About Vertex and Edge IDs

Generating vertex and edge IDs when loading from database tables into PGX

PGX enforces by default the existence of a unique identifier for each vertex and edge in a graph, so that they can be retrieved by using PgxGraph.getVertex(ID id) and PgxGraph.getEdge(ID id) or by PGQL queries using the built-in id() method.

The ID generation strategies can be selected through the configuration parameters vertex_id_strategy and edge_id_strategy.

Using keys to generate IDs

The default strategy to generate the vertex IDs is to use the keys provided during loading of the graph (keys_as_ids). In that case, each vertex should have a vertex key that is unique across all providers.

For edges, by default no keys are required in the edge data, and edge IDs will be automatically generated by PGX (unstable_generated_ids). Note that the generation of edge IDs is not guaranteed to be deterministic. If required, it is also possible to load edge keys as IDs.

The partitioned_ids strategy requires keys to be unique only within a vertex or edge provider (data source). The keys do not have to be globally unique. Globally unique IDs are derived from a combination of the provider name and the key inside the provider, as <provider_name>(<unique_key_within_provider>). For example, Account(1).

The partititioned_ids strategy can be set through the configuration fields vertex_id_strategy and edge_id_strategy. For example,

{
  "name": "bank_graph_analytics",
  "optimized_for": "updates",
  "vertex_id_strategy" : "partitioned_ids",
  "edge_id_strategy" : "partitioned_ids",
  "vertex_providers": [
    {
      "name": "Accounts",
      "format": "rdbms",
      "database_table_name": "BANK_NODES",
      "key_column": "ID",
      "key_type": "integer",
      "props": [
        {
          "name": "keyProp",
          "type": "long",
          "column": 1
        },
        {
          "name": "number",
          "type": "long",
          "column": 2
        }
      ],
      "loading": {
        "create_key_mapping" : true
      }
    }
  ],
  "edge_providers": [
    {
      "name": "Transfers",
      "format": "rdbms",
      "database_table_name": "BANK_EDGES_AMT",
      "key_column": "ID",
      "source_column": "SRC_ID",
      "destination_column": "DEST_ID",
      "source_vertex_provider": "Accounts",
      "destination_vertex_provider": "Accounts",
      "props": [
        {
          "name": "keyProp",
          "type": "long",
          "column": 1
        },
        {
          "name": "amount",
          "type": "double",
          "column": 4
        }
      ],
      "loading": {
        "create_key_mapping" : true
      }
    }
  ]
}

Note:

All available key types are supported in combination with partitioned IDs.

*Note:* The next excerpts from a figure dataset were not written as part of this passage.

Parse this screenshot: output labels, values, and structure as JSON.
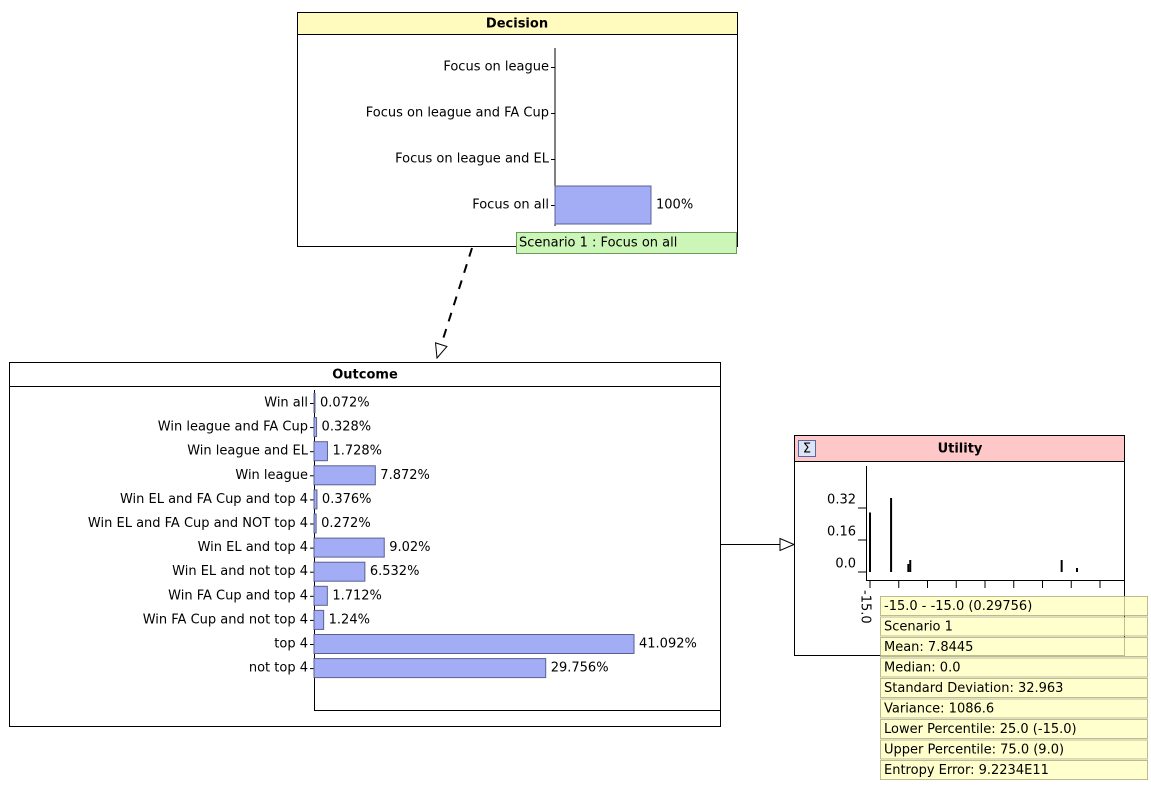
{
  "decision": {
    "title": "Decision",
    "states": [
      "Focus on league",
      "Focus on league and FA Cup",
      "Focus on league and EL",
      "Focus on all"
    ],
    "values": [
      null,
      null,
      null,
      100
    ],
    "value_labels": [
      null,
      null,
      null,
      "100%"
    ],
    "scenario_label": "Scenario 1 : Focus on all"
  },
  "outcome": {
    "title": "Outcome",
    "states": [
      "Win all",
      "Win league and FA Cup",
      "Win league and EL",
      "Win league",
      "Win EL and FA Cup and top 4",
      "Win EL and FA Cup and NOT top 4",
      "Win EL and top 4",
      "Win EL and not top 4",
      "Win FA Cup and top 4",
      "Win FA Cup and not top 4",
      "top 4",
      "not top 4"
    ],
    "values": [
      0.072,
      0.328,
      1.728,
      7.872,
      0.376,
      0.272,
      9.02,
      6.532,
      1.712,
      1.24,
      41.092,
      29.756
    ],
    "value_labels": [
      "0.072%",
      "0.328%",
      "1.728%",
      "7.872%",
      "0.376%",
      "0.272%",
      "9.02%",
      "6.532%",
      "1.712%",
      "1.24%",
      "41.092%",
      "29.756%"
    ]
  },
  "utility": {
    "title": "Utility",
    "ylim": [
      0,
      0.5
    ],
    "yticks": [
      0.32,
      0.16,
      {
        "value": 0,
        "label": "0.0"
      }
    ],
    "xlim": [
      -15,
      105
    ],
    "xticks": [
      {
        "value": -15,
        "label": "-15.0"
      },
      0,
      15,
      30,
      45,
      60,
      75,
      90,
      105
    ],
    "x": [
      -15,
      -4,
      5,
      6,
      85,
      93
    ],
    "values": [
      0.29756,
      0.37,
      0.04,
      0.06,
      0.06,
      0.02
    ],
    "tooltip": [
      "-15.0 - -15.0 (0.29756)",
      "Scenario 1",
      "Mean: 7.8445",
      "Median: 0.0",
      "Standard Deviation: 32.963",
      "Variance: 1086.6",
      "Lower Percentile: 25.0 (-15.0)",
      "Upper Percentile: 75.0 (9.0)",
      "Entropy Error: 9.2234E11"
    ]
  }
}
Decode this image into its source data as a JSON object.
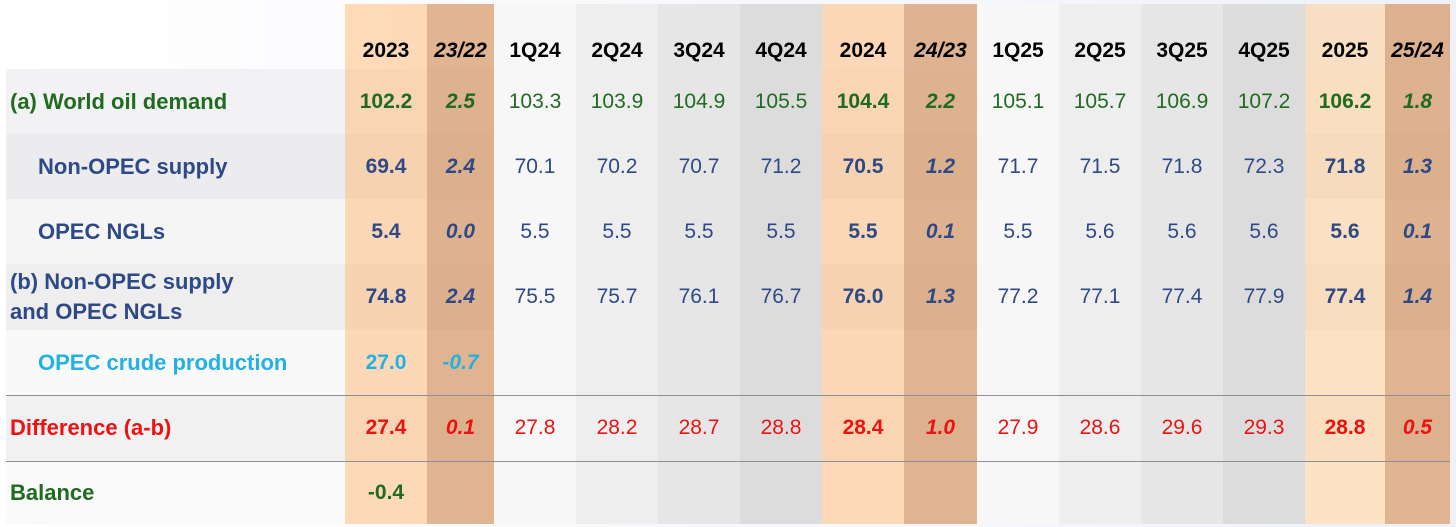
{
  "colors": {
    "green": "#1f6b1f",
    "navy": "#2e4a86",
    "cyan": "#22b1e3",
    "red": "#ee1111"
  },
  "chart_data": {
    "type": "table",
    "columns": [
      "2023",
      "23/22",
      "1Q24",
      "2Q24",
      "3Q24",
      "4Q24",
      "2024",
      "24/23",
      "1Q25",
      "2Q25",
      "3Q25",
      "4Q25",
      "2025",
      "25/24"
    ],
    "rows": [
      {
        "label": "(a) World oil demand",
        "values": [
          "102.2",
          "2.5",
          "103.3",
          "103.9",
          "104.9",
          "105.5",
          "104.4",
          "2.2",
          "105.1",
          "105.7",
          "106.9",
          "107.2",
          "106.2",
          "1.8"
        ]
      },
      {
        "label": "Non-OPEC  supply",
        "values": [
          "69.4",
          "2.4",
          "70.1",
          "70.2",
          "70.7",
          "71.2",
          "70.5",
          "1.2",
          "71.7",
          "71.5",
          "71.8",
          "72.3",
          "71.8",
          "1.3"
        ]
      },
      {
        "label": "OPEC NGLs",
        "values": [
          "5.4",
          "0.0",
          "5.5",
          "5.5",
          "5.5",
          "5.5",
          "5.5",
          "0.1",
          "5.5",
          "5.6",
          "5.6",
          "5.6",
          "5.6",
          "0.1"
        ]
      },
      {
        "label_line1": "(b) Non-OPEC supply",
        "label_line2": "and OPEC NGLs",
        "values": [
          "74.8",
          "2.4",
          "75.5",
          "75.7",
          "76.1",
          "76.7",
          "76.0",
          "1.3",
          "77.2",
          "77.1",
          "77.4",
          "77.9",
          "77.4",
          "1.4"
        ]
      },
      {
        "label": "OPEC crude production",
        "values": [
          "27.0",
          "-0.7",
          "",
          "",
          "",
          "",
          "",
          "",
          "",
          "",
          "",
          "",
          "",
          ""
        ]
      },
      {
        "label": "Difference (a-b)",
        "values": [
          "27.4",
          "0.1",
          "27.8",
          "28.2",
          "28.7",
          "28.8",
          "28.4",
          "1.0",
          "27.9",
          "28.6",
          "29.6",
          "29.3",
          "28.8",
          "0.5"
        ]
      },
      {
        "label": "Balance",
        "values": [
          "-0.4",
          "",
          "",
          "",
          "",
          "",
          "",
          "",
          "",
          "",
          "",
          "",
          "",
          ""
        ]
      }
    ]
  }
}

After the graph is loaded, PGX maintains information about which property of a provider corresponds to the key of the provider. In the preceding example, the vertex property keyProp happens to correspond to the vertex key ("column": 1) and also the edge property keyProp happens to correspond to the edge key (again, "column": 1). Each provider can have at most one such "key property" and the property can have any name.

Key properties are used for internal optimizations as well as for providing keys for the vertex or edge or both when inserting new entities. Key properties are currently non-updatable. Trying to update a key property will result in an error. For example,

vertex key property ID cannot be updated

Using an auto-incrementer to generate IDs

It is recommended to always set create_key_mapping to true to benefit from performance optimizations. But if there are no single-column keys for edges, create_key_mapping can be set to false. Similarly, create_key_mapping can be set to false for vertex providers also. IDs will be generated via an auto-incrementer, for example Accounts(1), Accounts(2), Accounts(3).